Opinions differ sometimes widely around all these questions. Employing soothing colors at the cool end of the spectrum which are muted and have low glare is nevertheless a well accepted general policy.
Here we adhere to the assumption that not much can be said about preferences for specific ‘colors as such’. This might change however if the results of a small recent study will be confirmed. Grandgeorge & Masataka compared color preferences of 29 boys with ASD with those of 38 normally developing boys and found significant differences: the latter group preferred yellow, while the ASD-group preferred green and brown. This finding highlights the controversy since it is at odds with the example given above of a whole unit where the preferred color happened to be yellow.

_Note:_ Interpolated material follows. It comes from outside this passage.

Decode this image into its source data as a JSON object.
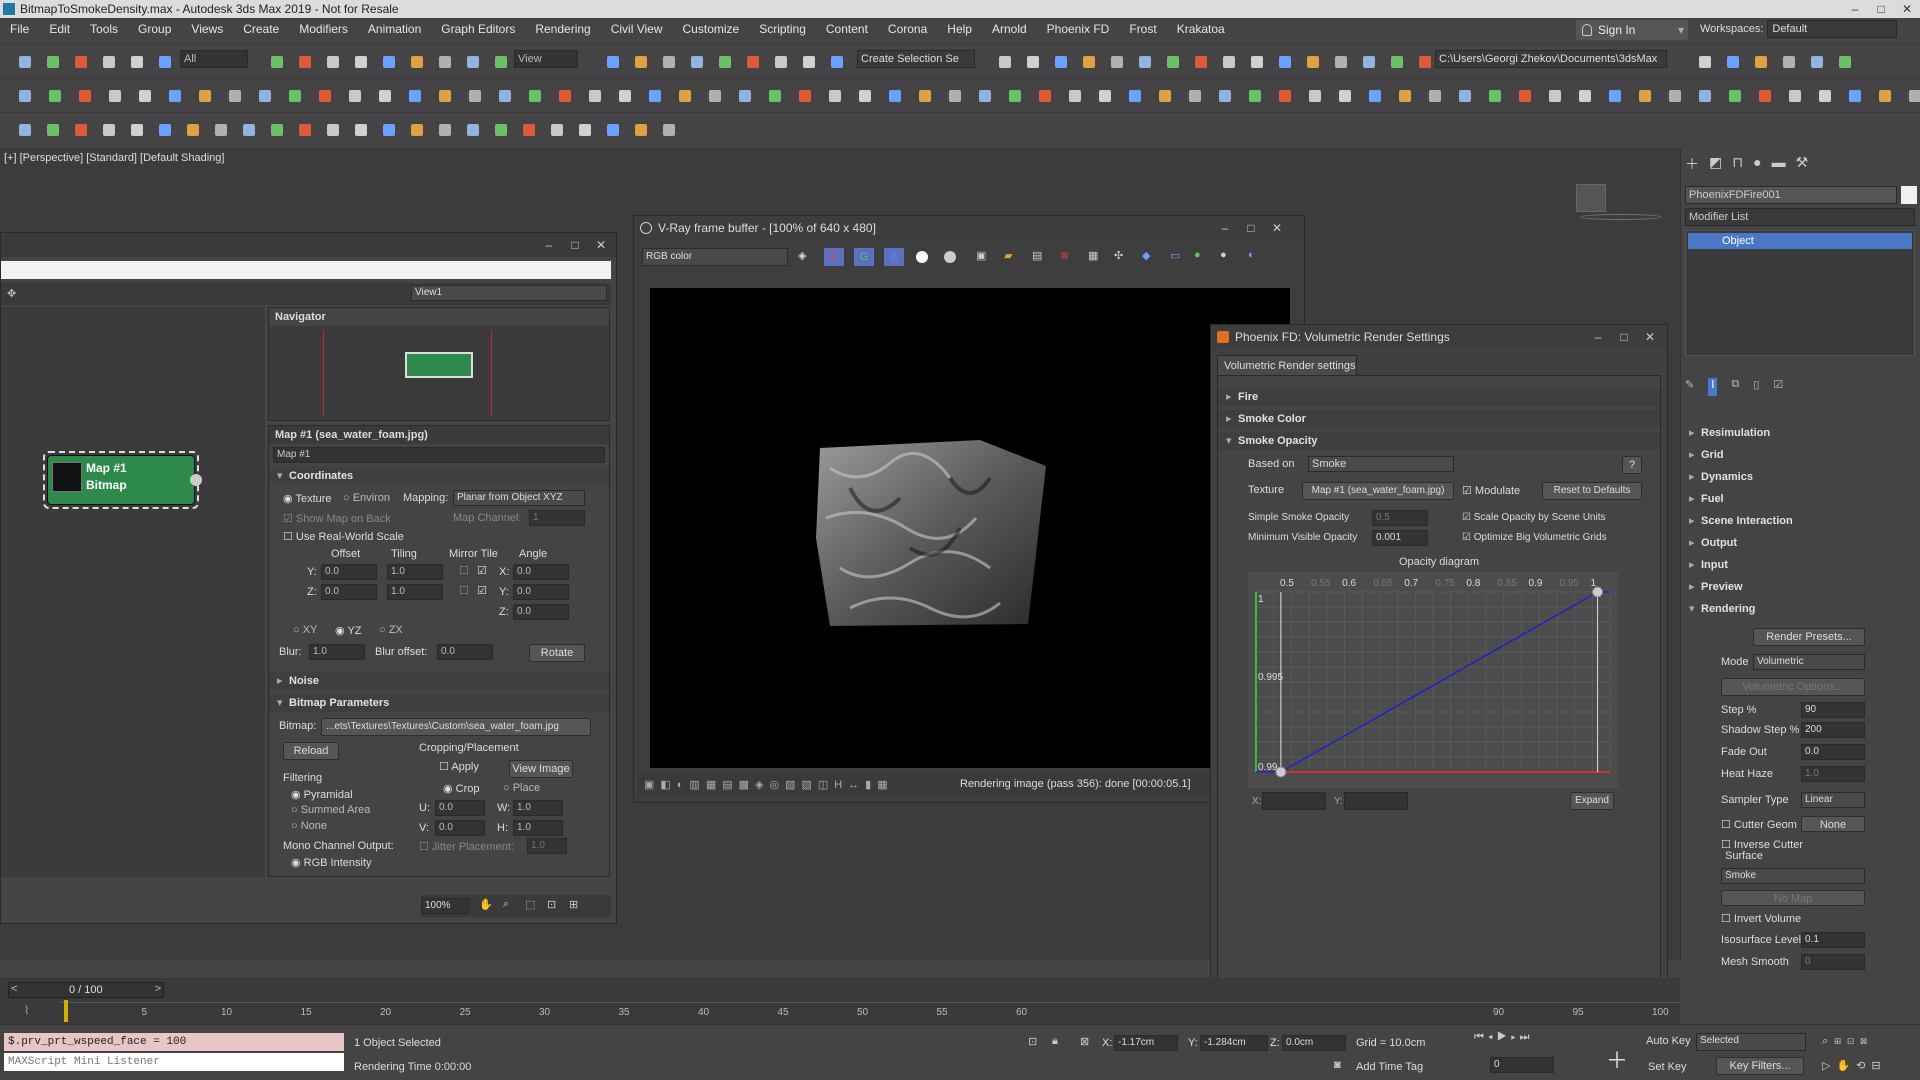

Given a collective use of space, general principles will tend to prevail. Simultaneously, individual sensitivities and preferences should be taken into account insofar as circumstances allow. For instance, color application in the private room of a resident of a treatment- or long-stay home should allow for indiviual preference while the collective areas will require color application that adheres to general principles. In non-collective situations such as independent living, such concessions to general principles are not necessary. Children living at home are in between these options; the seriousness of their color sensibilities will determine to what extent family members are asked to adapt.
When applying insights about color impact, one should realize that other considerations than about color as such may be in play as well. As an example Donna Williams mentions these:
– consistency in colors of walls and floors demand less tolerance for change
– even, unornamented surfaces of walls, floors and furniture reduce sensory overload and fragmentation (and additionally invite less compulsive behavior).